FDA granted de novo class II for cobas EBV test following the agency’s Breakthrough Device designation
Accurate monitoring of Epstein-Barr virus DNA levels is critical, as they are associated with a range of life-threatening diseases including cancer in transplant patients
Test meets World Health Organization standards for consistent result reporting among laboratories across the U.S., allowing for results to be easily comparable across hospitals and labs
Basel, 5 August 2020 - Roche (SIX: RO, ROG; OTCQX: RHHBY) today announced that the U.S. Food and Drug Administration (FDA) has authorised the cobas® EBV test. This is the first quantitative in vitro diagnostic test for Epstein-Barr virus (EBV) DNA in the United States. This authorisation gives healthcare professionals a key tool in monitoring transplant patients at risk for complications from infections or reactivations of EBV, by providing the ability to run a large number of patient tests for this virus in a short period of time.
Monitoring of Epstein-Barr virus DNA can help prevent progression of life-threatening diseases, such as cancer in transplant patients,
said Thomas Schinecker, CEO Roche Diagnostics.

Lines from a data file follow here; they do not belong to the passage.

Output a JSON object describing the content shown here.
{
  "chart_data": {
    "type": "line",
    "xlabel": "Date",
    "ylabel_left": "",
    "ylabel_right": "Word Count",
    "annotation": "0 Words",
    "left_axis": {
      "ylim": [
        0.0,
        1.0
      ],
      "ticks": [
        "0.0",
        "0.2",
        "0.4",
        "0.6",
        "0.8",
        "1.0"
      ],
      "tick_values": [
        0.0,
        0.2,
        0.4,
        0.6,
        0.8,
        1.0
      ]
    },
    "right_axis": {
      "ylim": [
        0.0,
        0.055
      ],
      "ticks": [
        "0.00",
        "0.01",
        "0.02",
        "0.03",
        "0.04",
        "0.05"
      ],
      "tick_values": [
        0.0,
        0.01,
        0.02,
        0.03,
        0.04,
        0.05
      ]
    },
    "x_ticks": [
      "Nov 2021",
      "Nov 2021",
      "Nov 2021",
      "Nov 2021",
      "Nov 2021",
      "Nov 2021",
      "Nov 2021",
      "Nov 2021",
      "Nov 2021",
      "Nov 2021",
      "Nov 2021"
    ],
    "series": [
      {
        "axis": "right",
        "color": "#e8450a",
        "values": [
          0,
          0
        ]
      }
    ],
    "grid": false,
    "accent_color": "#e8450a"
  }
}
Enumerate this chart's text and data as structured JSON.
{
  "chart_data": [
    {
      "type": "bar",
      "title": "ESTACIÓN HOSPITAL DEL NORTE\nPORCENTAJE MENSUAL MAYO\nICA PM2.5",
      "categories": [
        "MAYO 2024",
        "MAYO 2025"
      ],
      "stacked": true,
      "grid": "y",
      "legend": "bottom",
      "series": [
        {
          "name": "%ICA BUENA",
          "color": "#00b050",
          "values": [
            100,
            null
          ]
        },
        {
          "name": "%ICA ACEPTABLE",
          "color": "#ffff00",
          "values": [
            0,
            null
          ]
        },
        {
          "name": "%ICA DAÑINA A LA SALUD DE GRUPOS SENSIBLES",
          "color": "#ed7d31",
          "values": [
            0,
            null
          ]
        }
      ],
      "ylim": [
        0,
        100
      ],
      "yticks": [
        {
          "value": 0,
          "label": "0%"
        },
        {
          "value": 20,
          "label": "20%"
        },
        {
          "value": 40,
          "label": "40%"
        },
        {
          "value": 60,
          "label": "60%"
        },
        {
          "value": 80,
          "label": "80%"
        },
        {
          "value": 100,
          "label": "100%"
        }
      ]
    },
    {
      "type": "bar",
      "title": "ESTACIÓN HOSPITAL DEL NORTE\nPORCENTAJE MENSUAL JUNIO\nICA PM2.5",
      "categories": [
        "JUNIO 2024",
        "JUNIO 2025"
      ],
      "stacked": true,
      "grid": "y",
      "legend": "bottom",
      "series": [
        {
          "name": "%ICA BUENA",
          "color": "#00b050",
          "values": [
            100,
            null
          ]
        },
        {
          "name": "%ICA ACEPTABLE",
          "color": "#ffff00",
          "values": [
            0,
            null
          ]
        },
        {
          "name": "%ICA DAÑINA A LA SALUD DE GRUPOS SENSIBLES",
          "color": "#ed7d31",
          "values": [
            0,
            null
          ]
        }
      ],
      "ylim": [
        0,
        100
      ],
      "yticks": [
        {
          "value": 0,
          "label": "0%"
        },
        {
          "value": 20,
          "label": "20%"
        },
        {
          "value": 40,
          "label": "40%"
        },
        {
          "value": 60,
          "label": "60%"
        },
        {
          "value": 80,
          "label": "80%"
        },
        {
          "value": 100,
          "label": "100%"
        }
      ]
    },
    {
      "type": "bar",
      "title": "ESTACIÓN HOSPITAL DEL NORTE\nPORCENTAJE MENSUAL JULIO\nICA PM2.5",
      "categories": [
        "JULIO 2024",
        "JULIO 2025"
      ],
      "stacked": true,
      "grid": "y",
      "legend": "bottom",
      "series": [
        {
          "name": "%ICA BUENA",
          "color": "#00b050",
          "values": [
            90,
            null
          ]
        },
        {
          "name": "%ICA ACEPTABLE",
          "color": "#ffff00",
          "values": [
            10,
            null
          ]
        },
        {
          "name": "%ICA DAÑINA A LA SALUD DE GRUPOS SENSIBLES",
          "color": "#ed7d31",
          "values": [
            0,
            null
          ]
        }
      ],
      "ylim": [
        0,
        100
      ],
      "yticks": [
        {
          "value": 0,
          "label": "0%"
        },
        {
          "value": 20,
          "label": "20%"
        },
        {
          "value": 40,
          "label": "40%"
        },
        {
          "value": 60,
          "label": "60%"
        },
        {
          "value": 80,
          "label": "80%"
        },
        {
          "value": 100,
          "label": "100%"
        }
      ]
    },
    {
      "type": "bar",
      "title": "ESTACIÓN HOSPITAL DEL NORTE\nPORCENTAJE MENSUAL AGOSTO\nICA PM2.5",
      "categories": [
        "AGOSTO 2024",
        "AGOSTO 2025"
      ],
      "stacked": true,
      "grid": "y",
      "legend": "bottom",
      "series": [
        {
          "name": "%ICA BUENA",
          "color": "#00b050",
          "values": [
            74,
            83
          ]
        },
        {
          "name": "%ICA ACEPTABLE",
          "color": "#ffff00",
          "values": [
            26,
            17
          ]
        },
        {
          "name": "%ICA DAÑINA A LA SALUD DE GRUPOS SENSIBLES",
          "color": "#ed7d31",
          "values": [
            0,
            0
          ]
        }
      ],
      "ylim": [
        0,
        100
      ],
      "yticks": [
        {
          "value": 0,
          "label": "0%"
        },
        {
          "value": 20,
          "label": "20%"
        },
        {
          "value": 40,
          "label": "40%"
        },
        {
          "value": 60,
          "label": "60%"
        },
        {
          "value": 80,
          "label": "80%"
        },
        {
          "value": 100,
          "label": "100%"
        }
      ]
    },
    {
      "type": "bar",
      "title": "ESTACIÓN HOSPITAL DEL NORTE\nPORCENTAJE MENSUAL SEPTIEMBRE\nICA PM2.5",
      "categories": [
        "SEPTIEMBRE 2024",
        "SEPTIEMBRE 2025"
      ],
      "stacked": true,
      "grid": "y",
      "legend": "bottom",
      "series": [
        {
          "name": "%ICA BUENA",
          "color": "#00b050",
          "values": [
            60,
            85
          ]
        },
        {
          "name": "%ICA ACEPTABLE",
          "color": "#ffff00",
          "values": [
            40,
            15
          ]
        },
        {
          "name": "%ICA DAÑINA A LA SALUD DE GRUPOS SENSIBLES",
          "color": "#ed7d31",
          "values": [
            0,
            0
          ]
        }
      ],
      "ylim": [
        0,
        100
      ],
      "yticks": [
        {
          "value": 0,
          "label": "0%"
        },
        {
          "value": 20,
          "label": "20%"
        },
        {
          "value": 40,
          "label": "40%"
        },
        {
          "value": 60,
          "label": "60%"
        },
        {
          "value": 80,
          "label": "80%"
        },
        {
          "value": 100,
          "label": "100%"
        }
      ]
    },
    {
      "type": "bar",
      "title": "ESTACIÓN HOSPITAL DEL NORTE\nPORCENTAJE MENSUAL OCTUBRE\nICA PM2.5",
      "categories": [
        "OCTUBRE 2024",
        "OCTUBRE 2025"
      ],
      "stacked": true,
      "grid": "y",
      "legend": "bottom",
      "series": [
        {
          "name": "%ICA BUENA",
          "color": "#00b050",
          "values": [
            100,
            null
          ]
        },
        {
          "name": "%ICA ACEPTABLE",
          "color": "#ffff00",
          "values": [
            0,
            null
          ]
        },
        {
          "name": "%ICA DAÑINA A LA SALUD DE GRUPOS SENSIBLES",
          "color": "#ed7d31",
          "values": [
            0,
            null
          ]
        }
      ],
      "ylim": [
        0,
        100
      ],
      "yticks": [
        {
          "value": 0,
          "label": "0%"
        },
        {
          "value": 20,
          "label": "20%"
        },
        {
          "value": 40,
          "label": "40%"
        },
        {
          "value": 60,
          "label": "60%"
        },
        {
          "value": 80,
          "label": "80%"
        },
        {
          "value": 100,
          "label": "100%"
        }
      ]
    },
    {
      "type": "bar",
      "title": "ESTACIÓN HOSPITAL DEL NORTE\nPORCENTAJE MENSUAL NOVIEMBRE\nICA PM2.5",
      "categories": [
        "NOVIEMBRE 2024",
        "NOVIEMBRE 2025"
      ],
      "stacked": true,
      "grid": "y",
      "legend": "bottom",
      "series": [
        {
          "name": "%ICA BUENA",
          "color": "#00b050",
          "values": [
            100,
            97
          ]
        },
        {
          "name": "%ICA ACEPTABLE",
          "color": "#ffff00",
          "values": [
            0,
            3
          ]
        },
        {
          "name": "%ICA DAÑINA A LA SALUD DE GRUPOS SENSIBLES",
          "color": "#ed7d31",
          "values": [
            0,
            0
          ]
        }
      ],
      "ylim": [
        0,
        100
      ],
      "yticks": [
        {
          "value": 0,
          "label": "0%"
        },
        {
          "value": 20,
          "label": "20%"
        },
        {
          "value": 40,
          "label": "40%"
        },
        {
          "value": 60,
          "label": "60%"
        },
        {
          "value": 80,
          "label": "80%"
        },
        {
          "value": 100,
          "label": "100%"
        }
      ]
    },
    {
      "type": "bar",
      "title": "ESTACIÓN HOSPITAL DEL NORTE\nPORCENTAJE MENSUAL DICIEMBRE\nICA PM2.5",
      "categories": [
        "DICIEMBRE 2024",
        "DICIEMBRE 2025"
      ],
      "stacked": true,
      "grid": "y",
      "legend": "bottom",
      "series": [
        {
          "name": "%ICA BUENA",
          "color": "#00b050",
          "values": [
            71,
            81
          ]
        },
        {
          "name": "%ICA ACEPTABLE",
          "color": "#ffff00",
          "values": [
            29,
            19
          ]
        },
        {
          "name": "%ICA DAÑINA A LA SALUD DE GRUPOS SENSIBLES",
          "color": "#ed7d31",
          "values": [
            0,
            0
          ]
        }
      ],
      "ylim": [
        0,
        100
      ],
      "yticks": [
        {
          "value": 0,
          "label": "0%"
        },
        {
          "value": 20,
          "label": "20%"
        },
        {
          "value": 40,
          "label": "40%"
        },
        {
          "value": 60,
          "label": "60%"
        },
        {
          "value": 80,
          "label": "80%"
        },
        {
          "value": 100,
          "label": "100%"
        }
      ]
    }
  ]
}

The EBV test helps set a new standard of care for patients, as healthcare professionals now can act early in the management of this virus with best-in-class monitoring tools and can make more informed decisions when treating patients.
The cobas EBV test is a polymerase chain reaction (PCR) viral load test that runs on the fully automated and widely available cobas® 6800 and cobas® 8800 Systems. The test has been calibrated to the World Health Organization (WHO) International Standard. This means that test results are reported in international measures, making it possible for laboratories anywhere in the U.S. to obtain comparable results when measuring levels of EBV DNA.
The test was previously granted FDA Breakthrough Device designation, which enables an expedited review process for medical devices that provide improved treatment or diagnosis of life-threatening diseases or conditions.